Say a coin has probability $p$ chance of heads (say $p=1/100$ for instance). A trial consists of $N$ coin flips. After $M$ trials, what is the expected number of unique trial sequences?
For example a trial with $N=10$ might be: TTTTHTTTHT
Another way of saying it is, take $M$ random binary numbers of length $N$, where each digit has a $p$ chance of being a 1. What is the expected number of unique binary numbers?
Follow up, given $M$ trials, and probability $p$ what should the length of trial be such that 99% of trials are unique sequences? (reason: to find a efficient way of generating unique sparse sequences up to a small error).

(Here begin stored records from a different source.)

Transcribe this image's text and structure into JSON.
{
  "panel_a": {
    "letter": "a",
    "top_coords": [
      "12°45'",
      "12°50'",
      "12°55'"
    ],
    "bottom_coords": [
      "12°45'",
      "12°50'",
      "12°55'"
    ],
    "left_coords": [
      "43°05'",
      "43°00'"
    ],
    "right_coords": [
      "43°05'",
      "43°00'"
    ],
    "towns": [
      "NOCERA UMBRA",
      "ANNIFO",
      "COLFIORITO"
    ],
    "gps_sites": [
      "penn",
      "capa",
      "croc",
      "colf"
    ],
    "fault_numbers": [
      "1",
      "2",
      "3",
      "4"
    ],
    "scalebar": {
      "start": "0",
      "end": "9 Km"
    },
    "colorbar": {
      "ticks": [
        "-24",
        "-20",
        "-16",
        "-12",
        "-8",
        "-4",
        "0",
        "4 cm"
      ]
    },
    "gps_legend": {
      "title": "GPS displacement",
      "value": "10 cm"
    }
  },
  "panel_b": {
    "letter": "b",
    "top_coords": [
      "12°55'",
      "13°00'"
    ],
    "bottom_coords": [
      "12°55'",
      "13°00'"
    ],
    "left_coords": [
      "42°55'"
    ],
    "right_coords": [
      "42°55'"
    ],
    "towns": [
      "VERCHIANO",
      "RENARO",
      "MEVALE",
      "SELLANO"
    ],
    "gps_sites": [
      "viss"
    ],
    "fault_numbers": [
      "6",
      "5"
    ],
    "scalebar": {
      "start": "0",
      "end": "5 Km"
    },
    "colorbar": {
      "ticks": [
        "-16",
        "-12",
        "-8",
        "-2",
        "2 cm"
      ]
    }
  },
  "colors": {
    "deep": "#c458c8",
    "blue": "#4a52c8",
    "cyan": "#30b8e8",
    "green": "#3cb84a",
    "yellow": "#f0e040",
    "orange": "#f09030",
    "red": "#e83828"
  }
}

There are $2^N$ possible sequences. For each such sequence $s$ let $X_s$ be the indicator variable for $s$. Then of course the answer $E=\sum E[X_s]$
What is $E[X_s]$? Well, it depends on the number of Heads in $s$. If there are exactly $i$ Heads in $s$ then the probability that we see $s$ in any given trial is, of course, $p^i(1-p)^{N-i}$ from which it follows that $$ E[X_s]=1-\left(1-p^i(1-p)^{N-i}\right)^M$$
As there are exactly $\binom Ni$ sequences with exactly $i$ Heads we see that $$E=\sum_{i=0}^N \binom Ni \times \left(1-\left(1-p^i(1-p)^{N-i}\right)^M \right)$$
As a crude sanity check we remark that as $M\to \infty$ this becomes $E=\sum_0^N \binom Ni=2^N$, as of course it should.
As another, note that with $M=1$ we get $E=\sum_0^N \binom Ni p^i(1-p)^{N-i}=(p+1-p)^N=1$ as of course it should.